Label encoding is a technique used in machine learning to convert categorical text data into numerical form, so that algorithms can process them. This is particularly useful when working with categorical data, where each category needs to be represented as a number. In Python, label encoding is often performed using the LabelEncoder
class from the sklearn.preprocessing
module.
Installing scikit-learn
If you haven’t installed scikit-learn yet, you can do so using pip:
pip install scikit-learn
Basic Example of Label Encoding
Let’s start with a simple example where we have a list of categorical values (e.g., different types of fruit) and we want to encode them into numerical labels.
Example: Label Encoding
from sklearn.preprocessing import LabelEncoder
# Sample data
fruits = ['apple', 'orange', 'banana', 'apple', 'orange', 'banana']
# Create a LabelEncoder object
label_encoder = LabelEncoder()
# Fit the label encoder and transform the labels into numerical form
encoded_labels = label_encoder.fit_transform(fruits)
print("Original labels:", fruits)
print("Encoded labels:", encoded_labels)
Output:
Original labels: ['apple', 'orange', 'banana', 'apple', 'orange', 'banana']
Encoded labels: [0 2 1 0 2 1]
In this example:
- The
LabelEncoder
object is used to fit and transform the list of categorical values. - The categories (‘apple’, ‘orange’, ‘banana’) are encoded as integers (0, 1, 2).
- The output shows that ‘apple’ is encoded as 0, ‘banana’ as 1, and ‘orange’ as 2.
Inverse Transformation
After encoding, you can also decode the numerical labels back to their original categorical values using the inverse_transform()
method.
Example: Inverse Transformation
# Decode the numerical labels back to the original labels
decoded_labels = label_encoder.inverse_transform(encoded_labels)

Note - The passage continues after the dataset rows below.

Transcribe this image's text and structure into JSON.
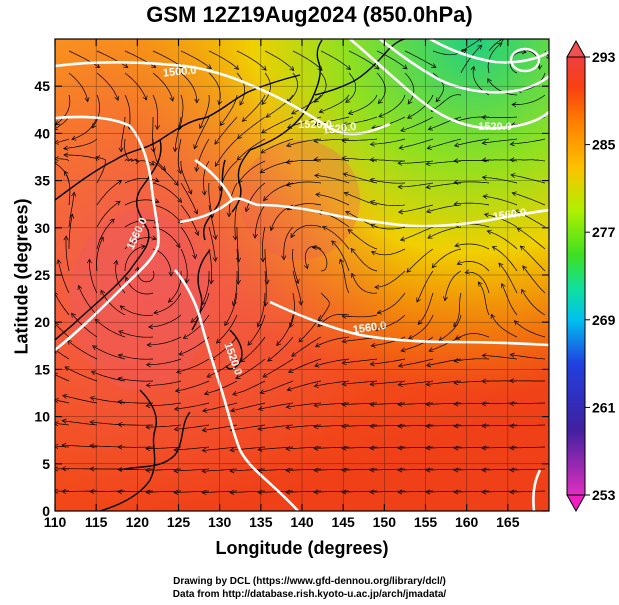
{
  "title": "GSM 12Z19Aug2024 (850.0hPa)",
  "xlabel": "Longitude (degrees)",
  "ylabel": "Latitude  (degrees)",
  "credits": [
    "Drawing by DCL (https://www.gfd-dennou.org/library/dcl/)",
    "Data from http://database.rish.kyoto-u.ac.jp/arch/jmadata/"
  ],
  "map": {
    "lon_range": [
      110,
      170
    ],
    "lat_range": [
      0,
      50
    ],
    "x_ticks": [
      110,
      115,
      120,
      125,
      130,
      135,
      140,
      145,
      150,
      155,
      160,
      165
    ],
    "x_tick_labels": [
      "110",
      "115",
      "120",
      "125",
      "130",
      "135",
      "140",
      "145",
      "150",
      "155",
      "160",
      "165"
    ],
    "y_ticks": [
      0,
      5,
      10,
      15,
      20,
      25,
      30,
      35,
      40,
      45
    ],
    "y_tick_labels": [
      "0",
      "5",
      "10",
      "15",
      "20",
      "25",
      "30",
      "35",
      "40",
      "45"
    ],
    "grid": true,
    "contour_labels": [
      "1500.0",
      "1520.0",
      "1560.0",
      "1560.0",
      "1560.0",
      "1520.0",
      "1520.0",
      "1520.0"
    ],
    "colorbar": {
      "ticks": [
        253,
        261,
        269,
        277,
        285,
        293
      ],
      "tick_labels": [
        "253",
        "261",
        "269",
        "277",
        "285",
        "293"
      ],
      "colors": [
        "#e030c0",
        "#4020a0",
        "#2040e0",
        "#00c0f0",
        "#10e0a0",
        "#40e020",
        "#b0f000",
        "#ffc000",
        "#ff8000",
        "#f84010",
        "#f04040"
      ]
    }
  }
}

print("Decoded labels:", decoded_labels)
Output:
Decoded labels: ['apple' 'orange' 'banana' 'apple' 'orange' 'banana']
Working with DataFrames
Label encoding is commonly used with Pandas DataFrames, where you need to encode categorical columns in a dataset.

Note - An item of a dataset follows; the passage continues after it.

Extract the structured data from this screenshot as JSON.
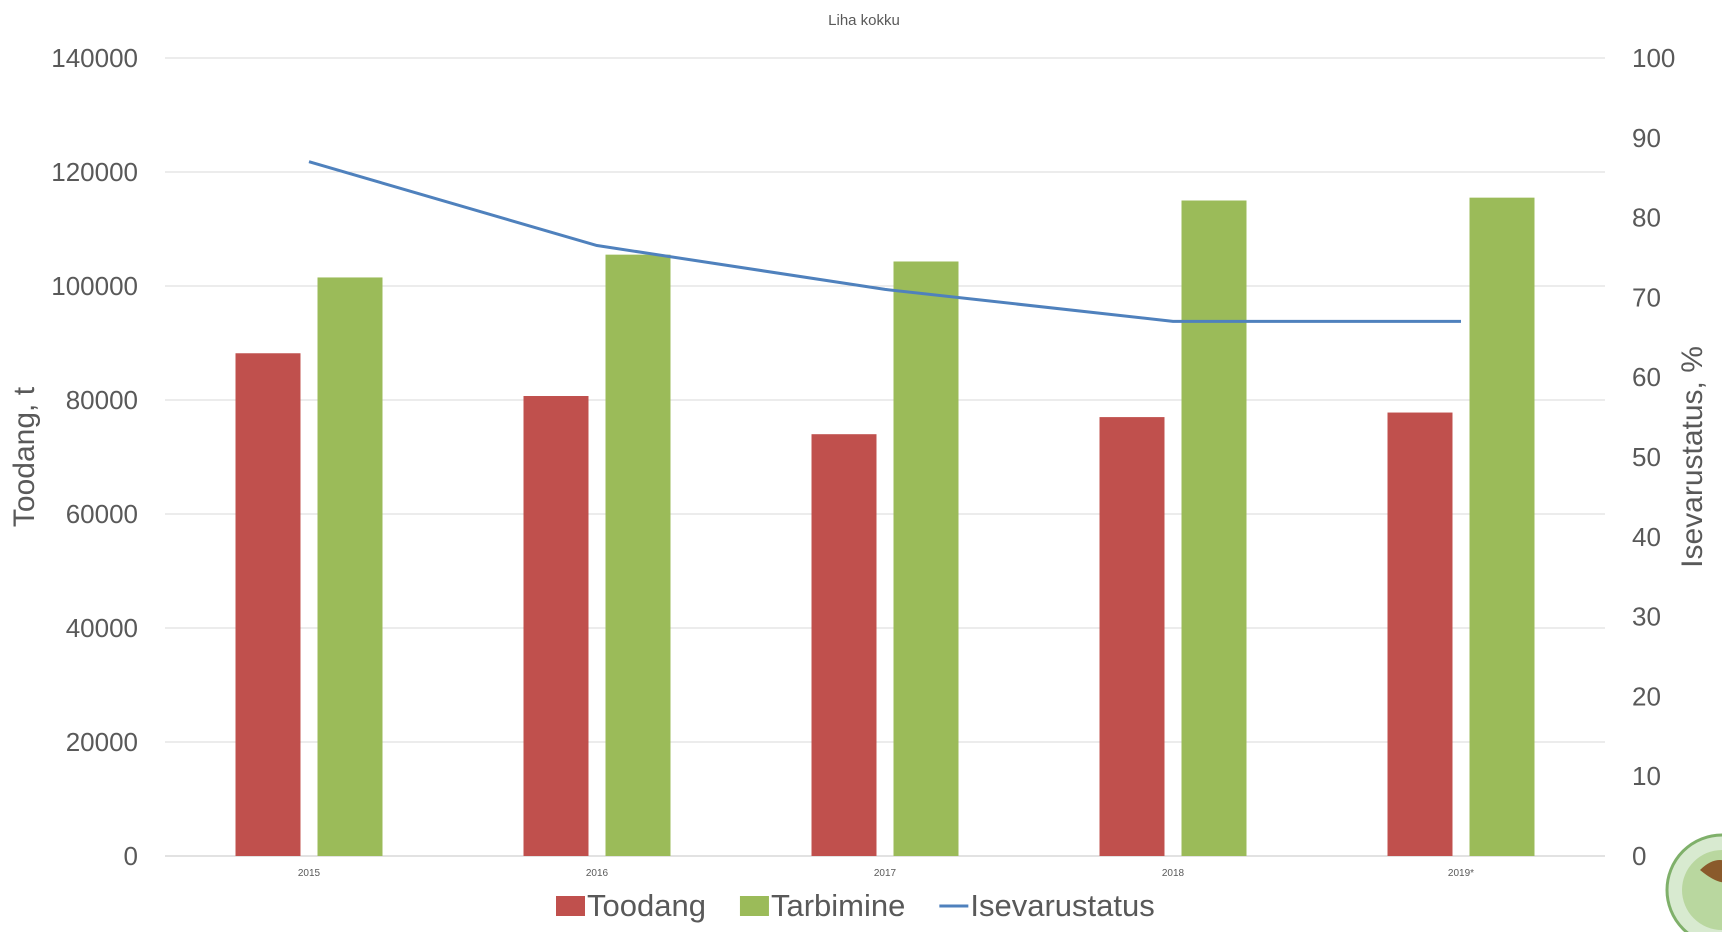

Example: Label Encoding with a DataFrame
import pandas as pd
from sklearn.preprocessing import LabelEncoder
# Sample DataFrame
data = {'Fruit': ['apple', 'orange', 'banana', 'apple', 'orange', 'banana'],
'Color': ['red', 'orange', 'yellow', 'green', 'orange', 'yellow']}
df = pd.DataFrame(data)
# Create a LabelEncoder object
label_encoder = LabelEncoder()
# Apply label encoding to the 'Fruit' column
df['Fruit_Encoded'] = label_encoder.fit_transform(df['Fruit'])
# Apply label encoding to the 'Color' column
df['Color_Encoded'] = label_encoder.fit_transform(df['Color'])
print(df)
Output:
Fruit Color Fruit_Encoded Color_Encoded
0 apple red 0 1
1 orange orange 2 2
2 banana yellow 1 3
3 apple green 0 0
4 orange orange 2 2
5 banana yellow 1 3
In this example:
- The
Fruit
andColor
columns in the DataFrame are label encoded into numerical values. - The encoded columns (
Fruit_Encoded
andColor_Encoded
) represent the original categorical data in numerical form.
When to Use Label Encoding
Label encoding is appropriate when:
- You have categorical data with an implicit order (e.g., “low”, “medium”, “high”).
- You want to convert categorical data into a format that machine learning models can use.
- Your categorical data has a relatively small number of distinct values.
When Not to Use Label Encoding
Label encoding is not suitable when:
- The categorical values do not have an ordinal relationship, and using label encoding might introduce unintended ordinal relationships.
- The categorical data has a large number of distinct values, which might cause problems with models that interpret numerical data as having a specific order.
Conclusion
Label encoding is a simple and effective way to convert categorical data into numerical form in Python. By using the LabelEncoder
class from the sklearn.preprocessing
module, you can easily encode categorical variables for use in machine learning models. However, it’s important to consider whether label encoding is appropriate for your specific use case, especially when dealing with non-ordinal categorical data.